Evento gratuito no Dia Internacional contra LGBTfobia reúne atletas trans em São Paulo

(Foto: Divulgação)


No Dia Internacional Contra a LGBTfobia, 17 de maio, São Paulo irá receber um torneio que usa o futebol como ferramenta de transformação social. O Torneio contra a LGBTfobia no Futebol, promovido pela Nix Diversidade, organização sem fins lucrativos que completa 25 anos de atividades, em parceria com coletivos esportivos LGBTQIA+, propõe um movimento direto: ocupar as quadras e arquibancadas para afirmar que o esporte mais popular do país, o futebol masculino, também precisa ser um espaço onde homens trans possam jogar sem precisar manter sua sexualidade em sigilo. 

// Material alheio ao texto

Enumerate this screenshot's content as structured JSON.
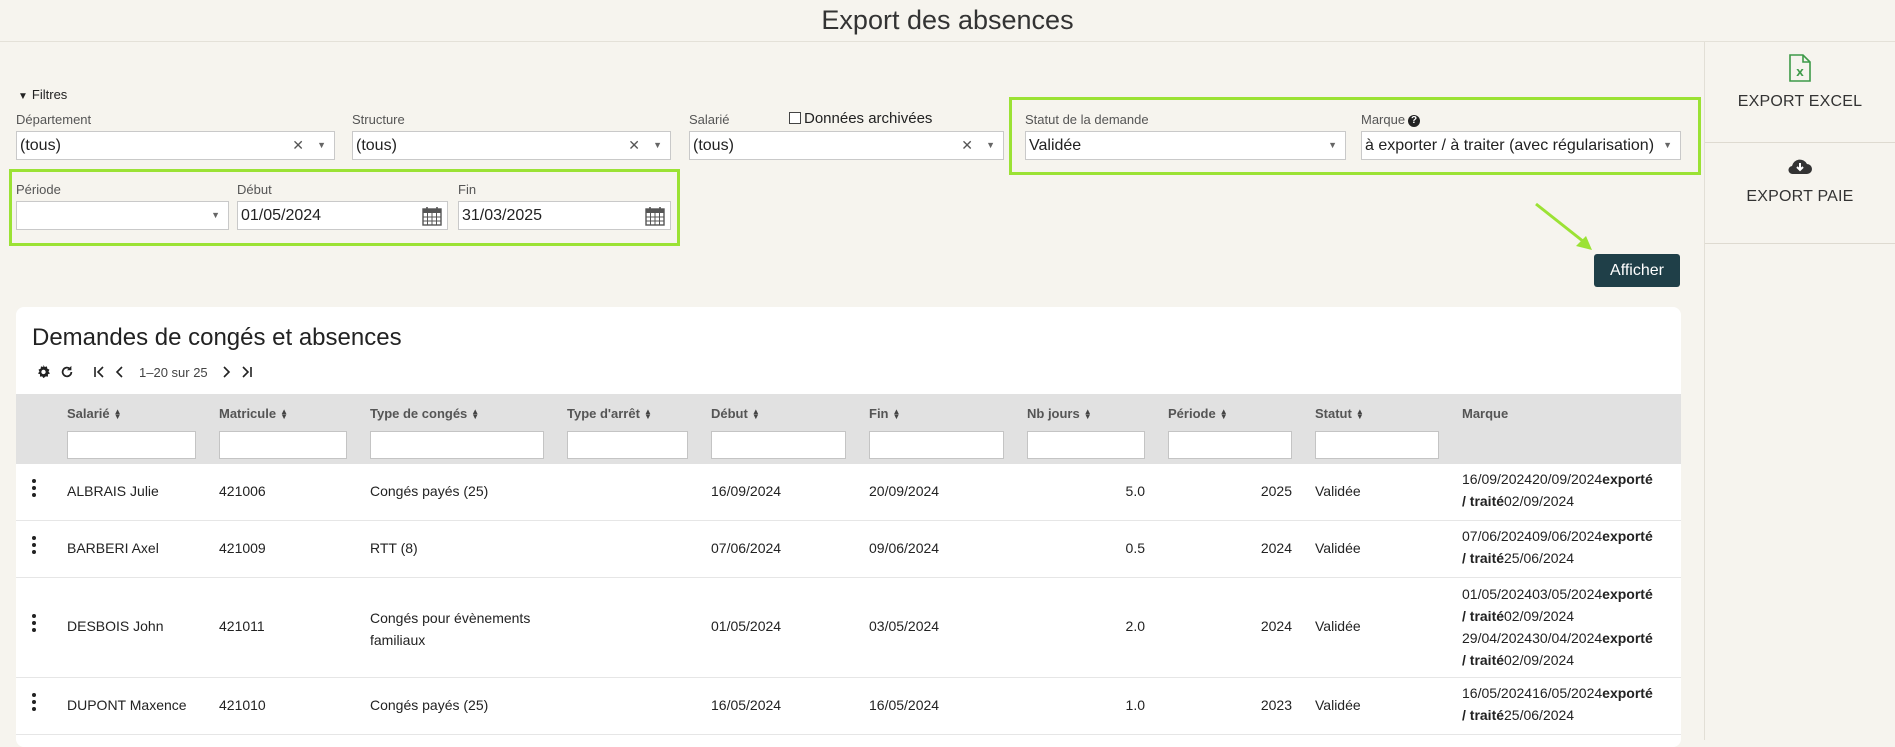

O evento com quatro times será gratuito e aberto ao público, no Centro Esportivo Jogue Mais, na Vila Monumento, 14h às 18h,e promoverá mais do que partidas: será também um ponto de encontro entre esporte, diversidade e informação. Durante a programação, o público poderá conhecer de perto coletivos que integram o projeto Diversidade no Esporte, conversar com atletas e integrantes das equipes e entender como funcionam os treinos e atividades regulares. Participam da ação grupos como Spartanos Jr, Instituto Meninos Bons de Bola, Pogonas, Trans no Corre, Angels Volley e Real Centro, que atuam em modalidades como futsal, corrida, vôlei e fut7. Também será possível realizar inscrições presenciais para quem deseja começar a treinar, especialmente pessoas trans, que poderão integrar coletivos esportivos estruturados para garantir acolhimento e permanência. A escolha da data não é simbólica por acaso. Em 17 de maio de 1990, a homossexualidade deixou de ser considerada doença pela Organização Mundial da Saúde.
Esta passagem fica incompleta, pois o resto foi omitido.